= Maginfred I of Milan =

Maginfred I of Milano (IX Century – Milan, 896), also known as Manfred II, was count of Lomello and imperial vicar in Milan from 892 to 901.

== Biography ==
Also known as Manfred di Lomello, he was a descendant of the Frankish counts palatine of Lomello and son of Count Manfred of Mosezzo. His brother Milone became the founder of the Veronese family of Sambonifacio.

In 892, he was appointed Count of Milan by Emperor Guy II of Spoleto and sided against Berengar. When Arnulf of Carinthia descended on Italy in support of Berengar, he entered Milan and Maginfred sided with them and was confirmed in his position in 894. Guy died in the same year and was succeeded by his son Lambert, but Maginfred refused to recognise his authority. In 896 Emperor Lambert besieged Milan, which succumbed despite Maginfred's strenuous defence.
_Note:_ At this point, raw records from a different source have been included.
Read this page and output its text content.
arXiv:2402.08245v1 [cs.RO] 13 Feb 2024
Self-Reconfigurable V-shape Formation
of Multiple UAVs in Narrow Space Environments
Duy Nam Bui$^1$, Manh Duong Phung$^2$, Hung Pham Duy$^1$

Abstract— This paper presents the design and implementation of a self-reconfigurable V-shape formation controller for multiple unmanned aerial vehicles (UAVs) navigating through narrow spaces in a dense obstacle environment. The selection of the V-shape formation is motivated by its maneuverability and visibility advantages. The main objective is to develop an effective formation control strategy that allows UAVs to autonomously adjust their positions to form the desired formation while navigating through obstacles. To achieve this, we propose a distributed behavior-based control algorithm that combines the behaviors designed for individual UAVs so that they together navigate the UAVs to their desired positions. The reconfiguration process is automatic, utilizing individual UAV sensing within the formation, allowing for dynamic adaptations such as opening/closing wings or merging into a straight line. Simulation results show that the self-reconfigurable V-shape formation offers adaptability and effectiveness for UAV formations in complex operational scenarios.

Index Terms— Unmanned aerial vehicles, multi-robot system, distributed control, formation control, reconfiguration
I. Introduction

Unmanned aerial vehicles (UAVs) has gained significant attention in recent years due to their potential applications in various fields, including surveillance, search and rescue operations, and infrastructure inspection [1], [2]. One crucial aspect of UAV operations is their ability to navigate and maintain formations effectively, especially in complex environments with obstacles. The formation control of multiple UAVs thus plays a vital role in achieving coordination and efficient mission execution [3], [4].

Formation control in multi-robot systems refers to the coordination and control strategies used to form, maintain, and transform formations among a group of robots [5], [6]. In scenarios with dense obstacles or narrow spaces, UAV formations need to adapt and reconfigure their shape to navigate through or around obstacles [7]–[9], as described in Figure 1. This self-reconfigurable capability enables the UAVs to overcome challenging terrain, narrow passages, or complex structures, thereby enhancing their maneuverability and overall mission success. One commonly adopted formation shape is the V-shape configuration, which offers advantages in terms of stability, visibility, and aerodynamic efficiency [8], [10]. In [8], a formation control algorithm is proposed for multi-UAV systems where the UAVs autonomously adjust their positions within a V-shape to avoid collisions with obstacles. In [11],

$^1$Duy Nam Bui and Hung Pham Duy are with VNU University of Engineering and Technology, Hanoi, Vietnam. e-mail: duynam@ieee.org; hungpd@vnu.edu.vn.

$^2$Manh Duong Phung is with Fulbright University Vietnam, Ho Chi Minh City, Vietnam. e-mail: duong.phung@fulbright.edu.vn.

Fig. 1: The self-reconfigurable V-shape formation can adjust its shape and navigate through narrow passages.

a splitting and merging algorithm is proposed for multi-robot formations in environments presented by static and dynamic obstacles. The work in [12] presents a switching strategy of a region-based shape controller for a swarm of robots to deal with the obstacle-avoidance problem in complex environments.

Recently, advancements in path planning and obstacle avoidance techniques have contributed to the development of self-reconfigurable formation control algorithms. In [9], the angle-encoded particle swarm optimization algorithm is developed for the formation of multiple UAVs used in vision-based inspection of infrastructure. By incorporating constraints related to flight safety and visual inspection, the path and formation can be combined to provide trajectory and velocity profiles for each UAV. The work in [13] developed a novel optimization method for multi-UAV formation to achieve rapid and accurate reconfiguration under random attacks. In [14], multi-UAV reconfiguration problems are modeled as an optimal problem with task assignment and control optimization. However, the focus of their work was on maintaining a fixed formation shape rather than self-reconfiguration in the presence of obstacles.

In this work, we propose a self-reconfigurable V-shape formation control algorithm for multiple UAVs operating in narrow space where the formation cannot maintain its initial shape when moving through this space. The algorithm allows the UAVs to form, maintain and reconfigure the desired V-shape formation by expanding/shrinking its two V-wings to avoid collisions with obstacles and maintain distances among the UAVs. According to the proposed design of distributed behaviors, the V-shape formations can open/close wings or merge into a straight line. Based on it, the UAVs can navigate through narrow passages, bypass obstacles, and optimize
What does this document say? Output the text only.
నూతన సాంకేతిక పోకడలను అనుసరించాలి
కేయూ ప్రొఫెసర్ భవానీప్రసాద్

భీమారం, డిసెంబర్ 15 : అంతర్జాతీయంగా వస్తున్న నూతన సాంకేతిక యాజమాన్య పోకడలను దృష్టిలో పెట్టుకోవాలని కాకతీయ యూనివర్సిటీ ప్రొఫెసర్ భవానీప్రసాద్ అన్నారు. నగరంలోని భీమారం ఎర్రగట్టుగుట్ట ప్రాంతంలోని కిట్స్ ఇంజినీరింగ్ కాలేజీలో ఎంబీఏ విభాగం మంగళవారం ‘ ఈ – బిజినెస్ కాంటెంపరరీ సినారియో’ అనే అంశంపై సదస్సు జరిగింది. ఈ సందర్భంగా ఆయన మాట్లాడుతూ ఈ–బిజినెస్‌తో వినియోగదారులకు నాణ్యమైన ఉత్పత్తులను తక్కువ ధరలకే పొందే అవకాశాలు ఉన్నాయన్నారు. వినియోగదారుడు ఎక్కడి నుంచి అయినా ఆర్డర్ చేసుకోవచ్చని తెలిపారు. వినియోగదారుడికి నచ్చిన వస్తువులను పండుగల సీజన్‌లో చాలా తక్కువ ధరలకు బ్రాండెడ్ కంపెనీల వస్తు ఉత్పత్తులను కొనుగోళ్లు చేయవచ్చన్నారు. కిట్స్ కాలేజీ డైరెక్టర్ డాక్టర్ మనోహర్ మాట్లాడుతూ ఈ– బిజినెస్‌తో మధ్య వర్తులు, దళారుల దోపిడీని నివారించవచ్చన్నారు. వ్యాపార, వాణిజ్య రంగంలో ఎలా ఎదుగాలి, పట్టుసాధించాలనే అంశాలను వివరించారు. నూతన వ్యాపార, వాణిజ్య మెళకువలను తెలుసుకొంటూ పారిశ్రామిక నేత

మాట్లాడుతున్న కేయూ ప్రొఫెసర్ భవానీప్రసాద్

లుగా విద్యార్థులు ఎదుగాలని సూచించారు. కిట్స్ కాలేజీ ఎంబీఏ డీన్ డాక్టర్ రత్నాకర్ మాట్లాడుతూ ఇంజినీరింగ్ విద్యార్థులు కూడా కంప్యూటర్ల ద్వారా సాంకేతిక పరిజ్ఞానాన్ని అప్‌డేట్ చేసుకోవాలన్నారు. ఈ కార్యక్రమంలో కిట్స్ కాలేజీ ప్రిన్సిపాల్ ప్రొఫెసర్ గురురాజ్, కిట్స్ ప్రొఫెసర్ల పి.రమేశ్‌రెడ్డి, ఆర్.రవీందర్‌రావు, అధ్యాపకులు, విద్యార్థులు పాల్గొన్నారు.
He was imprisoned and then beheaded.

== Descendants ==
He married Guntida daughter of the Count of Auriate and had four children:

- Hugo, who may have been the killer of the emperor Lambert.
- Milone (?-980/981), Bishop of Verona a supporter, along with his brother Engelric, of Berengar II.
- One daughter;
- Egelrico, Count of Verona from 955 to 961: also a supporter of Berengar II, he lost the county following the rise of Otto I. In addition to the county of Verona, he may have succeeded his father as Count of Lomello.